Within the last year, Community took a hard look at whether to start offering heart surgery, which is a specialty of its cross-town competitor, St. Patrick Hospital.

The medical staff had concerns about creating too much duplication, so the hospital backed off, but it may reconsider in the future, Richhart said.

At the same time, St. Patrick is building a new obstetrics unit to offer baby delivery and pediatric care - which already is a leading specialty at Community Medical Center.

“There's an old saying that the most powerful tool in the hospital is the ordering pen of the physician," says Jim Oliverson, vice president of community relations for the Kalispell hospital.

For example, if 10 different orthopedic surgeons do knee replacements, each can order the knee from a different “vendor," and the hospital must stock that part - even if the cost is hundreds of dollars more expensive than a competing supplier.

In Kalispell, the hospital is trying to get physicians to standardize their supplier of certain surgical parts and/or drugs, to reduce the cost to the hospital and, ultimately, to consumers.

“We give reports to each doctor to show how efficient they are," says Stevens, the CEO at Kalispell Regional. “We're doing a pilot program where we are going to be very serious about controlling those costs. It might cost $2,000 more for a knee implant if you haven't standardized your vendor for knees."

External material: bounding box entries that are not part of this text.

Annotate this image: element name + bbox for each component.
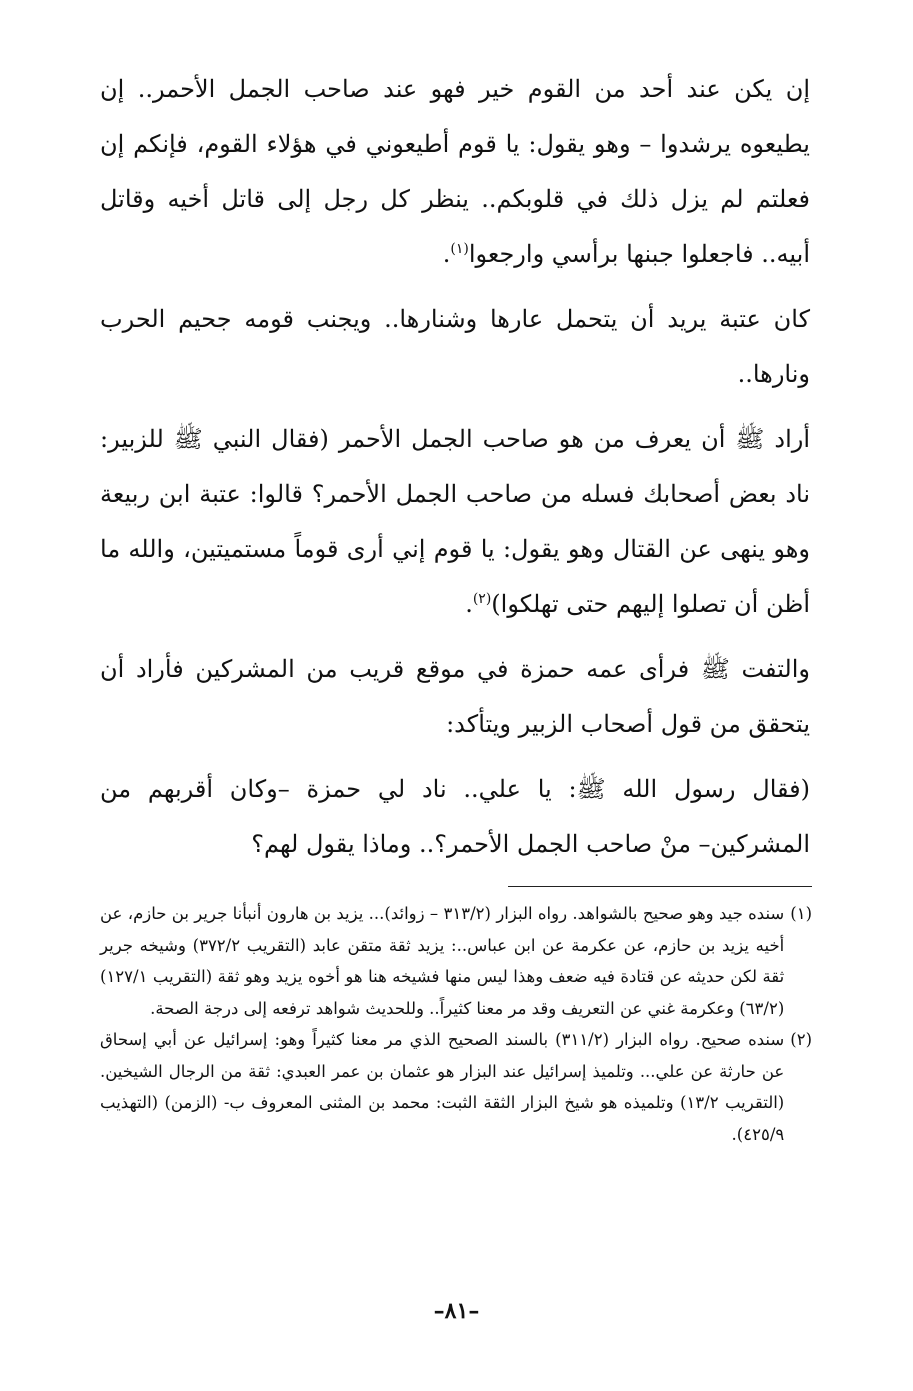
footnote-reference[interactable]: (١): [450, 241, 469, 257]
main-text: [100, 62, 810, 882]
footnote: [100, 898, 812, 1024]
footnotes: [100, 898, 812, 1150]
footnote-separator: [508, 886, 812, 887]
paragraph: (فقال رسول الله ﷺ: يا علي.. ناد لي حمزة –وكان أقربهم من المشركين– منْ صاحب الجمل الأحمر؟.. وماذا يقول لهم؟: [100, 775, 810, 858]
footnote-marker: (١): [790, 904, 812, 923]
paragraph: أراد ﷺ أن يعرف من هو صاحب الجمل الأحمر (فقال النبي ﷺ للزبير: ناد بعض أصحابك فسله من صاحب الجمل الأحمر؟ قالوا: عتبة ابن ربيعة وهو ينهى عن القتال وهو يقول: يا قوم إني أرى قوماً مستميتين، والله ما أظن أن تصلوا إليهم حتى تهلكوا)$^{(٢)}$.: [100, 425, 810, 618]
footnote-marker: (٢): [790, 1030, 812, 1049]
page-number: –٨١–: [433, 1298, 480, 1324]
footnote: [100, 1024, 812, 1150]
paragraph: والتفت ﷺ فرأى عمه حمزة في موقع قريب من المشركين فأراد أن يتحقق من قول أصحاب الزبير ويتأكد:: [100, 655, 811, 738]
paragraph: كان عتبة يريد أن يتحمل عارها وشنارها.. ويجنب قومه جحيم الحرب ونارها..: [100, 305, 810, 388]
paragraph: إن يكن عند أحد من القوم خير فهو عند صاحب الجمل الأحمر.. إن يطيعوه يرشدوا – وهو يقول: يا قوم أطيعوني في هؤلاء القوم، فإنكم إن فعلتم لم يزل ذلك في قلوبكم.. ينظر كل رجل إلى قاتل أخيه وقاتل أبيه.. فاجعلوا جبنها برأسي وارجعوا$^{(١)}$.: [100, 75, 810, 268]
footnote-text: سنده صحيح. رواه البزار (٣١١/٢) بالسند الصحيح الذي مر معنا كثيراً وهو: إسرائيل عن أبي إسحاق عن حارثة عن علي... وتلميذ إسرائيل عند البزار هو عثمان بن عمر العبدي: ثقة من الرجال الشيخين. (التقريب ١٣/٢) وتلميذه هو شيخ البزار الثقة الثبت: محمد بن المثنى المعروف ب- (الزمن) (التهذيب ٤٢٥/٩).: [100, 1030, 785, 1144]
footnote-reference[interactable]: (٢): [472, 591, 492, 607]
footnote-text: سنده جيد وهو صحيح بالشواهد. رواه البزار (٣١٣/٢ – زوائد)... يزيد بن هارون أنبأنا جرير بن حازم، عن أخيه يزيد بن حازم، عن عكرمة عن ابن عباس..: يزيد ثقة متقن عابد (التقريب ٣٧٢/٢) وشيخه جرير ثقة لكن حديثه عن قتادة فيه ضعف وهذا ليس منها فشيخه هنا هو أخوه يزيد وهو ثقة (التقريب ١٢٧/١) (٦٣/٢) وعكرمة غني عن التعريف وقد مر معنا كثيراً.. وللحديث شواهد ترفعه إلى درجة الصحة.: [100, 904, 785, 1018]
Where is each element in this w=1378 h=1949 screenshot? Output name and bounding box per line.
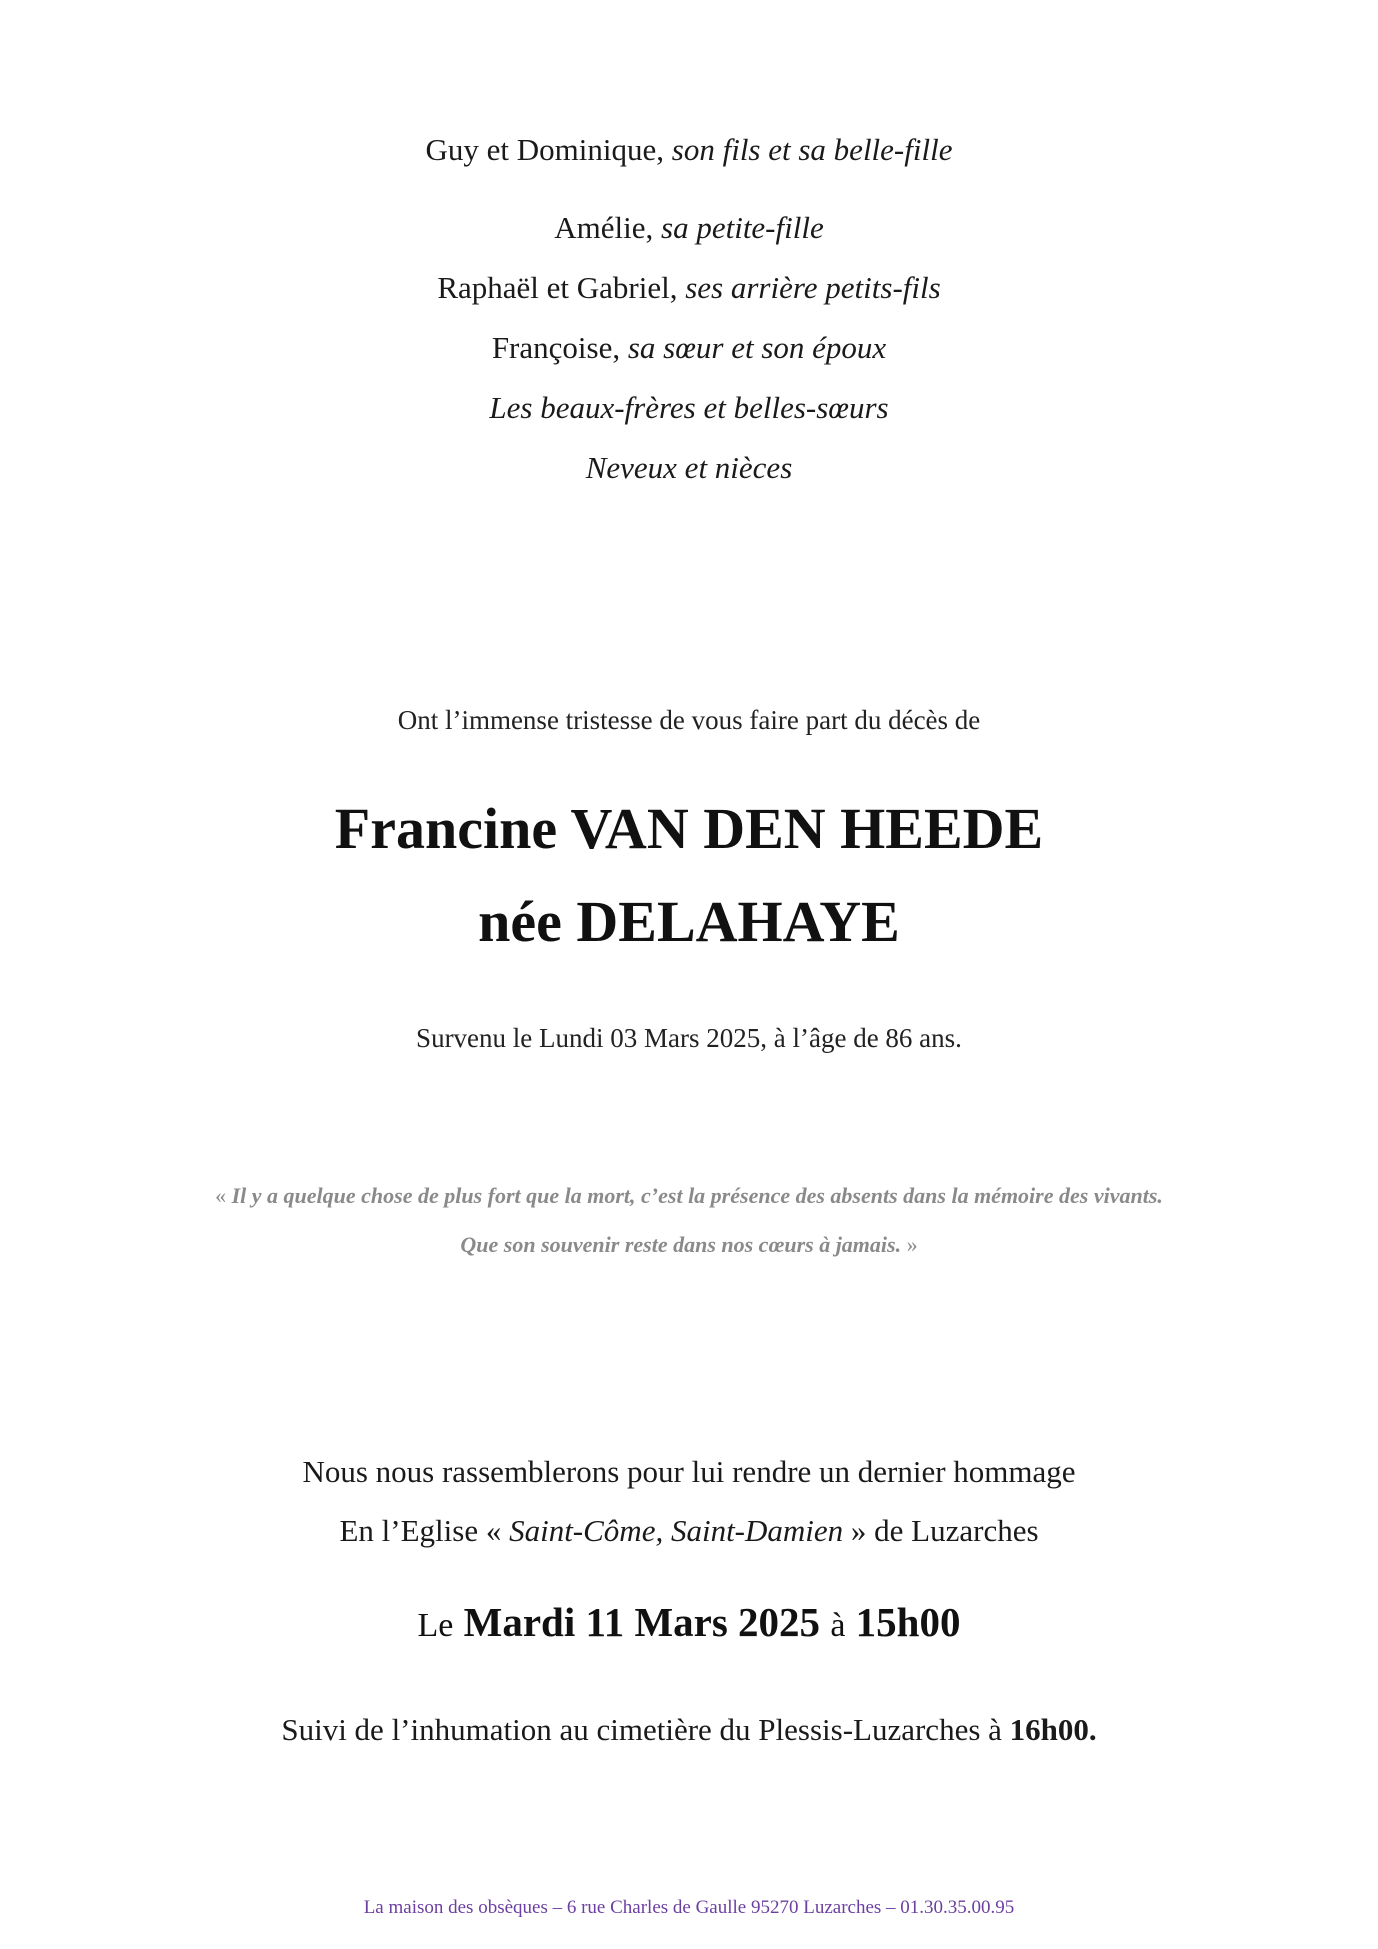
family-line-great-grandsons — [0, 270, 1378, 306]
family-name: Guy et Dominique, — [425, 132, 665, 167]
burial-line — [0, 1712, 1378, 1748]
family-name: Raphaël et Gabriel, — [437, 270, 678, 305]
family-name: Amélie, — [554, 210, 654, 245]
burial-time: 16h00. — [1009, 1712, 1097, 1747]
church-suffix: » de Luzarches — [850, 1513, 1039, 1548]
footer-contact: La maison des obsèques – 6 rue Charles de Gaulle 95270 Luzarches – 01.30.35.00.95 — [363, 1897, 1015, 1918]
family-relation: sa sœur et son époux — [627, 330, 887, 365]
quote-open-mark: « — [215, 1183, 227, 1208]
family-relation: Les beaux-frères et belles-sœurs — [489, 390, 889, 425]
quote-text-2: Que son souvenir reste dans nos cœurs à jamais. — [460, 1232, 902, 1257]
family-relation: Neveux et nièces — [585, 450, 793, 485]
deceased-name: Francine VAN DEN HEEDE — [334, 796, 1044, 861]
church-line — [0, 1513, 1378, 1549]
family-line-nephews — [0, 450, 1378, 486]
family-line-son — [0, 132, 1378, 168]
announcement-intro: Ont l’immense tristesse de vous faire part du décès de — [397, 705, 981, 735]
quote-text-1: Il y a quelque chose de plus fort que la mort, c’est la présence des absents dans la mémoire des vivants. — [231, 1183, 1163, 1208]
quote-close-mark: » — [906, 1232, 918, 1257]
family-line-in-laws — [0, 390, 1378, 426]
death-date-line: Survenu le Lundi 03 Mars 2025, à l’âge de 86 ans. — [416, 1023, 962, 1053]
family-relation: son fils et sa belle-fille — [671, 132, 953, 167]
burial-text: Suivi de l’inhumation au cimetière du Plessis-Luzarches à — [281, 1712, 1002, 1747]
date-prefix: Le — [417, 1607, 454, 1644]
church-prefix: En l’Eglise « — [339, 1513, 502, 1548]
family-name: Françoise, — [491, 330, 621, 365]
family-line-sister — [0, 330, 1378, 366]
family-line-granddaughter — [0, 210, 1378, 246]
family-relation: ses arrière petits-fils — [685, 270, 941, 305]
date-at: à — [830, 1607, 846, 1644]
ceremony-date-line — [0, 1598, 1378, 1646]
church-name: Saint-Côme, Saint-Damien — [509, 1513, 844, 1548]
deceased-maiden-name: née DELAHAYE — [478, 889, 900, 954]
ceremony-time: 15h00 — [855, 1599, 961, 1645]
family-relation: sa petite-fille — [661, 210, 824, 245]
quote-line-2 — [0, 1232, 1378, 1258]
quote-line-1 — [0, 1183, 1378, 1209]
ceremony-date: Mardi 11 Mars 2025 — [463, 1599, 821, 1645]
gather-line: Nous nous rassemblerons pour lui rendre un dernier hommage — [302, 1454, 1076, 1489]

Wolter, the only CEO at a large Montana hospital who is also a physician, says while hospitals are mammoth organizations with many parts, they are dedicated to controlling costs.

The size and structure of large hospitals can be helpful in that regard, he says, because they can coordinate good medical practices and reduce duplication of services in a community.

Billings Clinic is the product of a merger 13 years ago of Deaconess Hospital and the Billings Clinic. It employs more than 200 doctors, operates several clinics in the region and offers a wide range of care, from family doctors to the hospital.

“I believe there is a place for more coordination of care, more integration of care, along the lines of what we've done (at Billings Clinic)," he says. “If you're more organized, you can hold a group more accountable for the quality and cost of health care."

Billings Clinic also employs the administrators of several smaller hospitals in south-central Montana and northern Wyoming, and has some joint ventures with competitor St. Vincent.